I become acutely aware of every place the cool silk sheets skim my legs. I shake the blankets out. “What an extremely generous offer.”
“Not generous at all,” he says. “I’m voracious for physical touch. Can’t get enough.”
“So I’ve gathered,” I say. “If I ever meet someone in need of casual physical touch, I’ll give them your business card.”
The corner of his mouth tugs downward. “Remember what you told me about Sabrina?”
“No, what?”
“That she exaggerates,” he says. “So does Parth.”

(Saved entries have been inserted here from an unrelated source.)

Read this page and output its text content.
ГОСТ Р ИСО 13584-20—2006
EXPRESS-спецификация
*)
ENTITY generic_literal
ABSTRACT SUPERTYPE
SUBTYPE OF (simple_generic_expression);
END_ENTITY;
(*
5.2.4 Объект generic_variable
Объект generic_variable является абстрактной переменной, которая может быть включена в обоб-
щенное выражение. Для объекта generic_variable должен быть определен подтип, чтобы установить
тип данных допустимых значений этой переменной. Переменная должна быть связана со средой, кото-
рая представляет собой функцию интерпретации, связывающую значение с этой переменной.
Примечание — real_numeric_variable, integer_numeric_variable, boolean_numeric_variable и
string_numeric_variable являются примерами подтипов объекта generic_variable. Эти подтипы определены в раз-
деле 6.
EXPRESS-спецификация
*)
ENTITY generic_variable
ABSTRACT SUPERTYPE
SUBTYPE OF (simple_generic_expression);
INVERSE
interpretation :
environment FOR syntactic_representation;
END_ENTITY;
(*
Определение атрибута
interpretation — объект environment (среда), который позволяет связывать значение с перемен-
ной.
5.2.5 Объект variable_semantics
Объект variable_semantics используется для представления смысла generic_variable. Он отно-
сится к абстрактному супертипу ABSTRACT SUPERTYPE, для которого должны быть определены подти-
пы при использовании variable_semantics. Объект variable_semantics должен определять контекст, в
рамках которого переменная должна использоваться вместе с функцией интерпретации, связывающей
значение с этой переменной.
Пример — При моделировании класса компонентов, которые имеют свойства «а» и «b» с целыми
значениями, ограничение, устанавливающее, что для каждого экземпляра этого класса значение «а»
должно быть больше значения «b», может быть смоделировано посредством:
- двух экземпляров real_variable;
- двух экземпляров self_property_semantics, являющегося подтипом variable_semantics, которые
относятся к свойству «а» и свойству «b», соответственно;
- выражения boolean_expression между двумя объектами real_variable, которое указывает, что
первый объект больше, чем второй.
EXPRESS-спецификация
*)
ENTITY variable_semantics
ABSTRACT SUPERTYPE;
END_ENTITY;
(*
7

I pitch myself higher on my elbow. “So which were the exaggerations, Wyn? The hot TA who left her phone number on your last essay of the term? The flight attendant who bought all your drinks? The identical triplet Russian acrobats?”
“The triplets,” he says, “were literally just some girls I met in a bar and talked to for thirty minutes. And for the record, they were gymnasts, not acrobats, and they were very nice.”
“One can’t help but notice you didn’t protest about the TA and the flight attendant.”
He sits up against the wall. The man cannot stay in one position for longer than forty or so seconds. “How about we discuss your romantic history?”
“What about it?” I say.
“Sabrina said you were dating another American while you were in London.”
“Hudson,” I supply.
“You never bring him up,” Wyn says.
I don’t bring him up because he and I agreed our relationship was temporary, right from the start. We knew when we went home, we’d be too busy, too focused, for each other. Focus was the second biggest thing Hudson and I had in common. The first was a love of the same chip shop in London. Not the stuff of romantic legend, but it worked out okay, and no one got hurt.
“I’m an open book,” I say. “What do you want to know?”
Wyn’s teeth scrape over his bottom lip. “Is he a genius like you?”
“I’m not a genius,” I say.
“Fine,” Wyn says, “is he brilliant like you? Is he going to be a surgeon?”
Brilliant. The word fizzes through me.
“He wants to be a thoracic surgeon,” I say. “He goes to Harvard.”
Wyn scoffs.
“Tickle in your throat?” I say.
“What’s he look like?” Wyn asks. As I consider, his grin twitches. “Can’t remember?”
“Dark hair, blue eyes,” I say.
“Like you,” he says.
“Identical.” I sit up too. “Side by side, you couldn’t tell us apart.”
Wyn’s eyes slink down me, then climb back to my face. “You’re a very lucky woman.”
“The luckiest,” I say. “Once, when I was sick, he went to class as me.”
“Can I see a picture?” Wyn asks.
“Seriously?”
“I’m curious,” he says.
I lean over the bed and feel around for my phone on the ground, then carry it over to him, swiping through my camera roll.
I choose a picture of Hudson that shows off his high cheekbones, his pointed chin, his glossy dark hair. When I hold it out, Wyn grabs my wrist to steady it and squints at the screen. Then he slides my phone from my hand and brings it closer to his eyes. “Why isn’t he smiling?”